So far, we have coded the sub-graphs, the plan executor, and the task handler to decide which sub-graph should be executed.

However, we still need an approach to generate the plan without biases/hallucinations. That’s exactly what we’re going to implement in the next step.

Anonymize/De-Anonymize the Input Question

In order to generate a general plan without any biases based on prior knowledge of any LLM, we first anonymize the input question and map the named entities into variables.

# --- Anonymize ---
class AnonymizeQuestion(BaseModel):
    anonymized_question: str
    mapping: dict
    explanation: str

anonymize_question_chain = (
    PromptTemplate(
        input_variables=["question"],
        partial_variables={"format_instructions": JsonOutputParser(pydantic_object=AnonymizeQuestion).get_format_instructions()},
        template="""You anonymize questions by replacing named entities with variables.

Examples:
- "Who is harry potter?" → "Who is X?", {{"X": "harry potter"}}
- "How did the bad guy play with Alex and Rony?" → "How did X play with Y and Z?", {{"X": "bad guy", "Y": "Alex", "Z": "Rony"}}

Input: {question}

{format_instructions}
""",
    )
    | ChatTogether(temperature=0, model_name="meta-llama/Llama-3.3-70B-Instruct-Turbo-Free", api_key=together_api_key, max_tokens=2000) 
    | JsonOutputParser(pydantic_object=AnonymizeQuestion)
)

After the plan is constructed based on the anonymized question, we de-anonymize the plan by replacing the mapped variables with the original named entities.

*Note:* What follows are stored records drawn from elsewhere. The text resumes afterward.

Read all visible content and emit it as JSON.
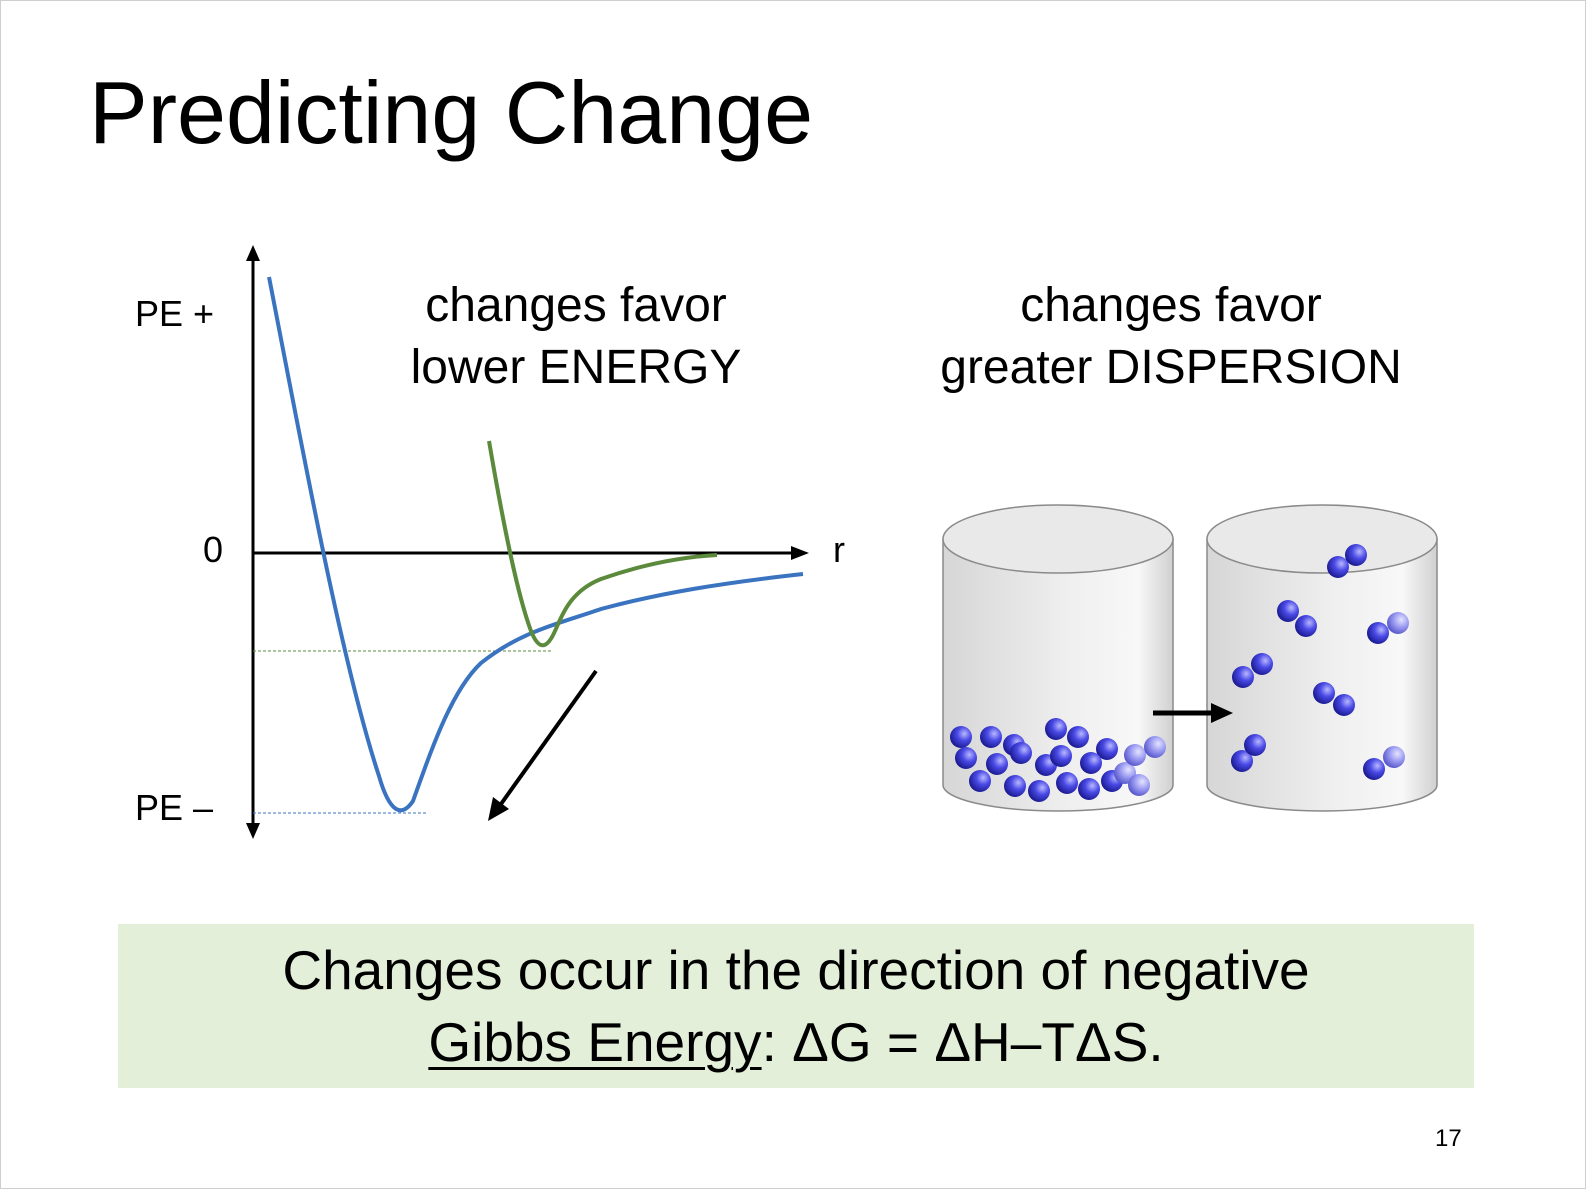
{
  "slide": {
    "title": "Predicting Change",
    "page_number": "17"
  },
  "graph": {
    "y_top_label": "PE +",
    "y_zero_label": "0",
    "y_bottom_label": "PE –",
    "x_label": "r",
    "curve_colors": {
      "blue": "#3a74c0",
      "green": "#5c8a3c"
    }
  },
  "captions": {
    "energy": [
      "changes favor",
      "lower ENERGY"
    ],
    "dispersion": [
      "changes favor",
      "greater DISPERSION"
    ]
  },
  "summary": {
    "line1": "Changes occur in the direction of negative",
    "term": "Gibbs Energy",
    "rest": ": ΔG = ΔH–TΔS.",
    "background": "#e3efd9"
  }
}
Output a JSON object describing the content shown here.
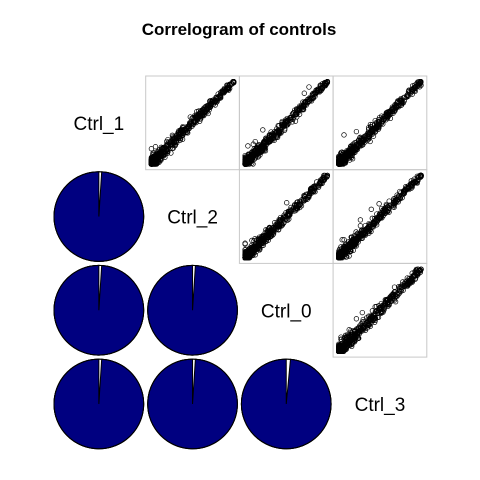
{
  "chart_data": {
    "type": "correlogram",
    "title": "Correlogram of controls",
    "variables": [
      "Ctrl_1",
      "Ctrl_2",
      "Ctrl_0",
      "Ctrl_3"
    ],
    "upper_panel": "scatter",
    "lower_panel": "pie",
    "diagonal": "variable name",
    "pie_fill_color": "#000080",
    "pie_remainder_color": "#ffffff",
    "panel_border_color": "#c8c8c8",
    "correlations": [
      {
        "row": "Ctrl_2",
        "col": "Ctrl_1",
        "r": 0.99
      },
      {
        "row": "Ctrl_0",
        "col": "Ctrl_1",
        "r": 0.99
      },
      {
        "row": "Ctrl_0",
        "col": "Ctrl_2",
        "r": 0.99
      },
      {
        "row": "Ctrl_3",
        "col": "Ctrl_1",
        "r": 0.99
      },
      {
        "row": "Ctrl_3",
        "col": "Ctrl_2",
        "r": 0.99
      },
      {
        "row": "Ctrl_3",
        "col": "Ctrl_0",
        "r": 0.985
      }
    ]
  }
}
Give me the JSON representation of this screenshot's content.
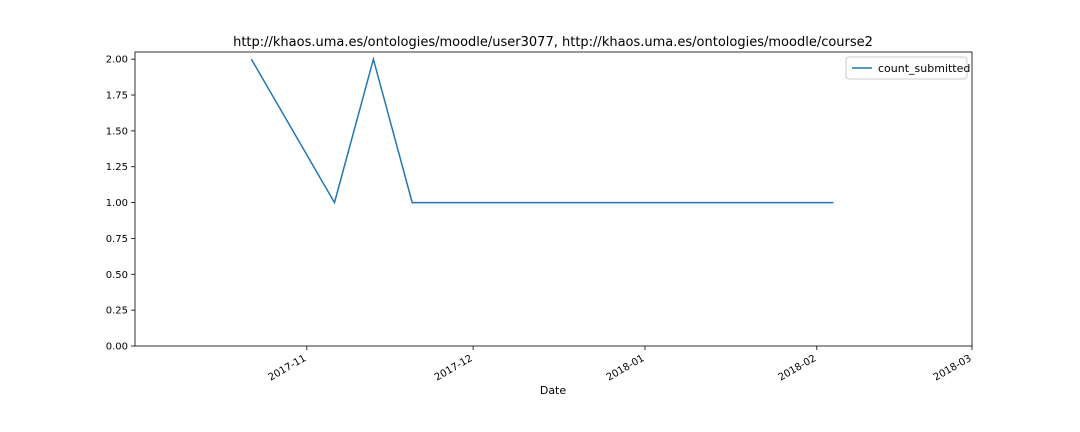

class DeAnonymizePlan(BaseModel):
    plan: List

de_anonymize_plan_chain = (
    PromptTemplate(
        input_variables=["plan", "mapping"],
        template="Replace variables in: {plan}, using: {mapping}. Output updated list as JSON."
    )
    | ChatTogether(temperature=0, model_name="meta-llama/Llama-3.3-70B-Instruct-Turbo-Free", api_key=together_api_key, max_tokens=2000) .with_structured_output(DeAnonymizePlan)
)

Great! Now that we have defined all the major components of our newly sub-graph-dedicated pipeline, we just need to initialize it so that we can test it on our sample user queries.

Compiling and Visualizing the RAG Pipeline

We have coded all the components, now let’s compile each and every part of the RAG pipeline and begin evaluating it.

def execute_plan_and_print_steps(state):
    # Set the current state label
    state["curr_state"] = "task_handler"

    # Get the current task and remove it from the plan
    curr_task = state["plan"].pop(0)

    # Prepare inputs for the task handler chain
    inputs = {
        "curr_task": curr_task,
        "aggregated_context": state.get("aggregated_context", ""),
        "last_tool": state.get("tool"),
        "past_steps": state.get("past_steps", []),
        "question": state["question"]
    }

    # Invoke the task handler to decide the next tool and query
    output = task_handler_chain.invoke(inputs)

    # Track completed task
    state["past_steps"].append(curr_task)

    # Save query and selected tool
    state["query_to_retrieve_or_answer"] = output.query
    state["tool"] = output.tool if output.tool != "answer_from_context" else "answer"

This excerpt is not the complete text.